Narrative Medicine in The Atlantic: “How to Teach Doctors Empathy”

A recent article in The Atlantic details the growing trend of training doctors in the practice of empathy. Among these courses of study, writes Sandra G. Boodman, is Columbia’s Narrative Medicine program.

What is the significance of empathy in a hospital room setting? She writes, “Clinical empathy is the ability to stand in a patient’s shoes and to convey an understanding of the patient’s situation as well as the desire to help.”

Once referred to as “good bedside manner,” empathy has historically been undervalued compared with technical skills and the ability to memorize medical information.

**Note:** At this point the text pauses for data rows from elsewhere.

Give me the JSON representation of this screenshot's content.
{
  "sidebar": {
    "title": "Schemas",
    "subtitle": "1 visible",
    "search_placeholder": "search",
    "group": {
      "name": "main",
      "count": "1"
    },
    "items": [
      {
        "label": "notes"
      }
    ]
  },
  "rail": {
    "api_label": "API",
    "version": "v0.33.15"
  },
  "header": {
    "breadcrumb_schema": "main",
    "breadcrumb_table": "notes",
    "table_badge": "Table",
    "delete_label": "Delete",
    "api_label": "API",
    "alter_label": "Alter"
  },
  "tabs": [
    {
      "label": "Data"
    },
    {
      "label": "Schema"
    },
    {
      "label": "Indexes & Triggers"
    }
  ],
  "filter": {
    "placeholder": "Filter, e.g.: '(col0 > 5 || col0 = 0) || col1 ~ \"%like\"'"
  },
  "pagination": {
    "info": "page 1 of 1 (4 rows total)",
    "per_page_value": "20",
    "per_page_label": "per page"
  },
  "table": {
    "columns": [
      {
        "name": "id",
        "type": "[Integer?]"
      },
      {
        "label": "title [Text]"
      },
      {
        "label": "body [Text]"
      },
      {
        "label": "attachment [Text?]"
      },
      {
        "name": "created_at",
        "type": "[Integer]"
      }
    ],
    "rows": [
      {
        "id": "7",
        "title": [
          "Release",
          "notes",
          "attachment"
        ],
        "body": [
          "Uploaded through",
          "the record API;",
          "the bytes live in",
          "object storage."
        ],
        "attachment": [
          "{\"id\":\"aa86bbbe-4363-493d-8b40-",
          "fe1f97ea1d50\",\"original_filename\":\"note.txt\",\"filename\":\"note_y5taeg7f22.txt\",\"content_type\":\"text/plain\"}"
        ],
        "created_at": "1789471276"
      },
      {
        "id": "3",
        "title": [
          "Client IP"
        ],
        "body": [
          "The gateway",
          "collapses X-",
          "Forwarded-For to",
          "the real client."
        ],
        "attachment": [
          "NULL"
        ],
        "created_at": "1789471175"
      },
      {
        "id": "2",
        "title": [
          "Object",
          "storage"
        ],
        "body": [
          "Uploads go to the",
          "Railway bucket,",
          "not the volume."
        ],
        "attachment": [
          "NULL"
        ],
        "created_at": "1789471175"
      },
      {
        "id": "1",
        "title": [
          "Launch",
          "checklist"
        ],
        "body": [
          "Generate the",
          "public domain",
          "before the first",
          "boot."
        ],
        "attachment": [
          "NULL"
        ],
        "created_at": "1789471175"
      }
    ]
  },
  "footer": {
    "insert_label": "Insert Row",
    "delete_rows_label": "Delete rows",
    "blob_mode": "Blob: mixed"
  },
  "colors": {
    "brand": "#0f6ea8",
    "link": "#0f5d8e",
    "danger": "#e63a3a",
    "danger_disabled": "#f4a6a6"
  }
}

Boodman writes, “But a spate of studies in the past decade has found that it is no mere frill….Studies have linked empathy to greater patient satisfaction, better outcomes, decreased physician burnout, and a lower risk of malpractice suits and errors.”

The Atlantic says that, increasingly, medical practitioners and their employers are growing in. “Columbia has pioneered a program in narrative medicine, which emphasizes the importance of understanding patients’ life stories in providing compassionate care.

Experts told Boodman that taking steps toward more empathic medical care is simple. Among their suggestions, “Make eye contact with the patient, not the computer. Don’t stand over a hospitalized patient, pull up a chair. Don’t conduct a monologue in off-putting medicalese. Pay attention to tone of voice, which can be more important than what is said.”